In Australia, for example, the fact that banks are pulling back from lending, especially to overseas developers, has created opportunities for funds to buy either the debt or equity of stalled development projects. If BPEA Real Estate were to go into Malaysia right now, it would probably buy debt, he said.

Mainland Chinese real estate investors overseas are keen to invest more in Australia but have cited extremely tough local competition and a hostile lending climate as challenges, according to a survey by US property broker Cushman & Wakefield. Australia ties with the UK globally as its preferred market globally in 2019.

UNLOCKING CHINA

So far, BPEA Real Estate has only invested in a handful of deals in the region’s largest property market, mainland China. This is partly because it has been waiting for policy guidelines to reveal which areas Beijing is prioritising for development.

In that respect, China only released its blueprint for the development of the Greater Bay Area on February 18, revealing plans to link 11 cities led by Hong Kong, Guangzhou, Macau and Shenzhen into an integrated economic and business hub. Now, BPEA Real Estate says it has greater visibility into where prices are likely to rise due to government support and upgraded infrastructure.

“The connectivity that's happening is similar to in the Bay Area of California … it's quite exciting. Shenzen is becoming the tech capital of China,” Fogle said. BPEA, headquartered in Hong Kong, already has a counter placed in the Greater Bay Area: a property in central Shenzhen, right across from the Four Seasons Hotel.

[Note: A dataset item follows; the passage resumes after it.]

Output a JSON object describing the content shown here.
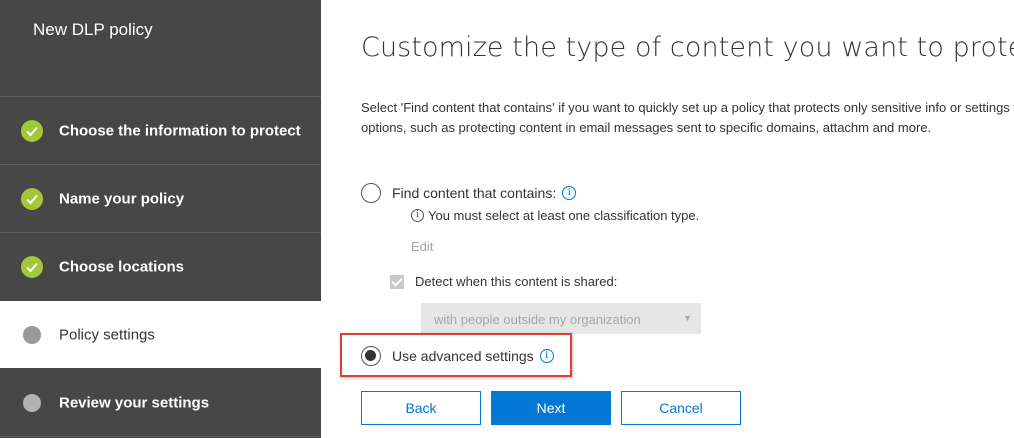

The blueprint has underscored a potentially lucrative arbitrage opportunity between sky-high prices in Hong Kong and its cheaper hinterland. “Over time … that disparity will shrink,” Fogle said.
Of the property sectors in mainland China, BPEA Real Estate believes that areas such as logistics, office parks, and retirement homes offer good value. 

BPEA’s Fund II has already backed a platform called Forest Logistics with about $300 million. The Forest Logistics’ team spun out of China’s Ping An Insurance and has lined up five sites so far for development.

“We invest in the operating platform and also in the propco – buy land and build it together,” said Charles Lam, who oversees Greater China investments for BPEA.

Like many of its peers, BPEA Real Estate has spotted that fast-growing e-commerce companies such as Alibaba and JD.com need more logistics facilities to deliver goods quickly to buyers.

BPEA Real Estate is also investing in office parks across China’s major cities. Chinese businesses are looking for cheaper, less polluted, more spacious zones, probably close to a transport hub, Lam explained.

“In the old days, companies were all about work, work, work. Now they want a little bit more life balance. That is why you see more office parks – quality work environment for the employees, with less cost to the employer,” he said.

In December, BPEA Real Estate closed an investment in two unoccupied offices for renovation within a park of 14 buildings close to Shanghai.

HONG KONG WILTS                                                                                                                            

In Hong Kong, home prices have tripled since December 2008 and in terms of affordability, the city-state tops investment bank UBS’s global property bubble index.

Fogle and Lam are, however, both sanguine on the prospects for Hong Kong’s ultra-high-net-worth property market.

Lam has observed that property investors in Hong Kong are becoming wise to the ups and downs of the property cycle and tend not to panic. Investment managers and brokers broadly agree: LaSalle expects residential prices in Hong Kong to adjust, but only moderately – and much less savagely than between 1997 and 1998.

Then, of course, there is all the private equity funds' dry powder looking for a home. Gaw Capital, Goldman Sachs and Blackstone teamed up to buy a retail portfolio from Link Real Estate Investment Trust in December for HK$12.01 billion ($1.5 billion), according to a person familiar with the deal.  

BPEA Real Estate has just launched the sale of an über-luxury development in Hong Kong's Tai Tam district. Sometimes, moving against the crowd pays off.